L’ automedicazione la esponeva alle sue perdite alle sue amputazioni.
Ero divenuta la spettatrice muta ed impotente di un dramma nosocomiale, involontaria comparsa e scomparsa nello spettacolo della rappresentazione quotidiana della sofferenza.
Le sue gambe ora erano come tronchi spezzati, ed io avrei voluto risentirne i passi veloci, gli spostamenti attraverso gli ambienti familiari come il chiaro segnale della ripresa della sua vita.
Tra di me pensavo che forse, nel tempo, le sarebbero potuti spuntare dei petali al posto dei piedi, attaccati a due saldi steli, che avrei annaffiato con l’acqua più santa e concimato con zolle di terra fertile.
Fantasticavo ed immaginavo così le sue trasformazioni le sue tribolazioni.
Un giorno, dopo molti anni tornò a camminare.
I suoi rami secchi avevano partorito gemme abbastanza vitali da permetterle di scivolare a passetti ritmici e sempre più spediti sul pavimento tirato a cera e, come le rotaie arrugginite di un vagone dismesso di una vecchia locomotiva, di riprendere una volta ancora la loro corsa verso nuove o remote destinazioni.
E’ la violenza della vita che non discrimina, scrive e cancella e riscrive sui nostri corpi come su fogli logori e stropicciati, il triste epilogo di un lieto fine.
*
Ma Liberami ma libe(rami) ma liber(ami) m(a li) berami (ma li) berami. ..

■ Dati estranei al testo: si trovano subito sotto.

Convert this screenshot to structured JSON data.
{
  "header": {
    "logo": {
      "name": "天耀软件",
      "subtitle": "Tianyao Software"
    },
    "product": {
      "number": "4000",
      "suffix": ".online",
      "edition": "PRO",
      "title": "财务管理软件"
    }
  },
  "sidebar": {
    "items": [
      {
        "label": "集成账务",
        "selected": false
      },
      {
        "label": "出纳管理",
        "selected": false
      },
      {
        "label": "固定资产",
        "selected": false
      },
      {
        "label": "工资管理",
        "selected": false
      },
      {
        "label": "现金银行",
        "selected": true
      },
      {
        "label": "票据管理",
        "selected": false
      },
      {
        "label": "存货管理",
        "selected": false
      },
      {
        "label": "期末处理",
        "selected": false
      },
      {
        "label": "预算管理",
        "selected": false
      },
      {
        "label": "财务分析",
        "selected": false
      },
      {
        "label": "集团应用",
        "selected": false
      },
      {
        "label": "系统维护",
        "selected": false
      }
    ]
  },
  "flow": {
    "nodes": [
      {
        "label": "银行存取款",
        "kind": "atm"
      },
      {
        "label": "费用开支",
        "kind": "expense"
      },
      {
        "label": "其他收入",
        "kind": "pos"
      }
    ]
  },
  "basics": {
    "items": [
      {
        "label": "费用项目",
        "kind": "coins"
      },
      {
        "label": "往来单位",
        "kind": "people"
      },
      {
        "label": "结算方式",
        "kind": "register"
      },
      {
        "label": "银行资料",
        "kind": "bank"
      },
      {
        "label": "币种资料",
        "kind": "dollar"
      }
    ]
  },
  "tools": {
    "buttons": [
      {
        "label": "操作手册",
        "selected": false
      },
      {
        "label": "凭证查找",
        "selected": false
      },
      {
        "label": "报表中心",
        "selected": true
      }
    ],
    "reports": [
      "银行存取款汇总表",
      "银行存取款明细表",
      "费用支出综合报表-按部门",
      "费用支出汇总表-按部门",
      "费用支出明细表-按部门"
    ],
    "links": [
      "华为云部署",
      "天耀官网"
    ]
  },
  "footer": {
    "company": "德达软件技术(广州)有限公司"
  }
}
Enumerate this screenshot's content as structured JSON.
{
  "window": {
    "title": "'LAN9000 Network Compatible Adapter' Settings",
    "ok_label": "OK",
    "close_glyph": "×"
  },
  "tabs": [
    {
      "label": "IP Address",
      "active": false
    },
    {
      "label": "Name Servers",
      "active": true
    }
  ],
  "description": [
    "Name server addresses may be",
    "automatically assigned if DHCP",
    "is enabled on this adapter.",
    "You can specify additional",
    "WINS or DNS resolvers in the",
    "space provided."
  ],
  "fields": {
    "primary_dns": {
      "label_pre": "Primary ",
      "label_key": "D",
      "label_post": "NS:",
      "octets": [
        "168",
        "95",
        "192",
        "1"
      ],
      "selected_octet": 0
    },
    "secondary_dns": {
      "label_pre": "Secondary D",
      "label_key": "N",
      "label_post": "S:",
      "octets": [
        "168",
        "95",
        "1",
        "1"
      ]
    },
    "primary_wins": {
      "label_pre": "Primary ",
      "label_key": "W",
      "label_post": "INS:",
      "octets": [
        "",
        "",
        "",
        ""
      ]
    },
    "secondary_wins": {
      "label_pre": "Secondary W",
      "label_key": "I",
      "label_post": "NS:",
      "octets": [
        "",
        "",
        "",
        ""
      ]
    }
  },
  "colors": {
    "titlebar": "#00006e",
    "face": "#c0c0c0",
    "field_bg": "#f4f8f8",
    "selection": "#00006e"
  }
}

Ph. Str(appare) _ Gelidelune 2011
Cure o Cuore
Ieri volevo raccontarti. ..
Di un giorno prima della fine dell’anno, che mi sono portata alla reliquia di quel
Santo tanto amato e (vene)rato.
Io gli avevo chiesto tutto quello che potevo e tornavo a ringraziarlo.
Non tornavo per me, ché tanto c’è sempre un’urgenza più grande o una paura per un figlio tormentato dalla paura.
Volevo dirlo solo a te, che le anime sono pietre
pietre vive pietre pulsanti.
Sono rimasta così, con la mia mano ferma su una lapide, per tutto il tempo,
a fare il pieno di cuore a cuore.
Volevo correre via uscire respirare volare e dirtelo…
Che il miracolo per me era un cuore che batteva dentro una mano.
Ho pensato a lungo a te, al tuo cu(o)re.
Che solo tu puoi avere per me, cure o cuore.
Io rivendico la libertà di distrarmi perché non c’é niente da insegnare.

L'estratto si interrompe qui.